ABD’de enflasyondaki yükselmenin de desteklediği ve FED’in Eylül ayında parasal genişlemeyi azaltması ile devam edebilecek bu ortamda, küresel çapta gevşemeci para politikalarının geleceği ve etkinliği tartışılırken, TCMB’nin diğer gelişen piyasalara paralel olarak sınırlı sıkılaştırmalara yönlenmeye devam ettiğini görmekteyiz. Merkez Bankası’nın gelecek dönemde de 50 ve üzeri baz puan artırımlar ile sıkılaştırmalara devam ederek bu duruşunu devam ettirebileceğini düşünmekteyiz.

Merkez Bankası’nın bu uygulamasının, son zamanlarda 50 Milyon Dolar’ı aşmayan döviz satış ihalelerindeki eğilime paralel olduğunu ve 50 baz puanlık bu artırımın ilk aşamalarda etkin olsa da bu durumun devam etmediğini ve Dolar/TL’nin PPK açıklamaları sırasında gördüğü 1,9410 seviyelerinden 1,9510’lara tırmanabildiğini görüyoruz. Genel olarak bu toplantıda TCMB’nin Eylül’de FOMC öncesine denk gelen toplantıya biraz daha esneklik sağlamak adına daha düşük bir artırıma gittiğini düşünmekteyiz. Bu durumun sonucu, Eylül ayı içerisinde değersiz TL ve yüksek enerji fiyatlarının da etkisi ile Türkiye’nin enflasyonunda yükselişlere meylin artmasına neden olabileceğini düşünmekteyiz.

SETA Ekonomi Direktörü Prof. Dr. Erdal Tanas Karagöl:
Karar mevcut sermayenin çıkmasını engelleyecek

Siyaset, Ekonomi ve Toplum Araştırmaları Vakfı (SETA ) Ekonomi Direktörü Prof. Dr. Erdal Tanas Karagöl,  "Dünyada eylül ayının fırtınalı geçeceği beklentisi hakim. Bu anlamda geçen ay uluslararası beklentilerin altında gerçekleşen faiz artırımı, bu ayla birlikte yüzde 1,25 olarak gerçekleşti. Söz konusu artış yeni sermaye akımlarını çekmese bile mevcut sermayenin ülkeden çıkmasını engelleyecektir" dedi.

Merkez Bankasının eylül ayı itibariyle ABD Merkez Bankasından (Fed) gelecek olumsuz sinyaller nedeniyle tedbir amaçlı bir karar aldığını kaydeden Karagöl, "Merkez Bankası borç verme faiz oranını yükselterek, gelişmekte olan ülkelere yönelen sermayedeki azalmaya tedbir aldı" diye konuştu.

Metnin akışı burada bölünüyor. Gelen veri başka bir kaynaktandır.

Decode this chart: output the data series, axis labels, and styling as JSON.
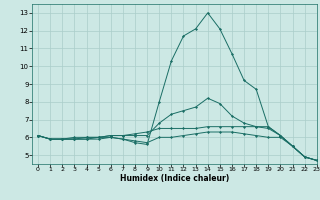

Karagöl, bankanın tedbir açısından doğru bir karar aldığına işaret ederek, ağustos ayında alınan bu kararla, eylül ayına hazırlıklı girildiğini söyledi.

Karagöl, söz konusu kararla Merkez Bankasının bağımsızlığına yönelik tartışmalara da son verdiğini ifade etti.

Karagöl, mayıs ayından itibaren küresel bir belirsizlik yaşandığına ve sermaye akımlarında zayıflama olduğuna dikkati çekerek, "Dünyada eylül ayının fırtınalı geçeceği beklentisi hakim. Bu anlamda geçen ay uluslararası beklentilerin altında gerçekleşen faiz artırımı, bu ayla birlikte yüzde 1,25 olarak gerçekleşti. Söz konusu artış yeni sermaye akımlarını çekmese bile mevcut sermayenin ülkeden çıkmasını engelleyecektir" değerlendirmesinde bulundu.  

Fed kararlarının gelişmekte olan ülkeleri zorlayacağının altını çizen Karagöl, alınan kararla risklerin de minimize edildiğini vurguladı.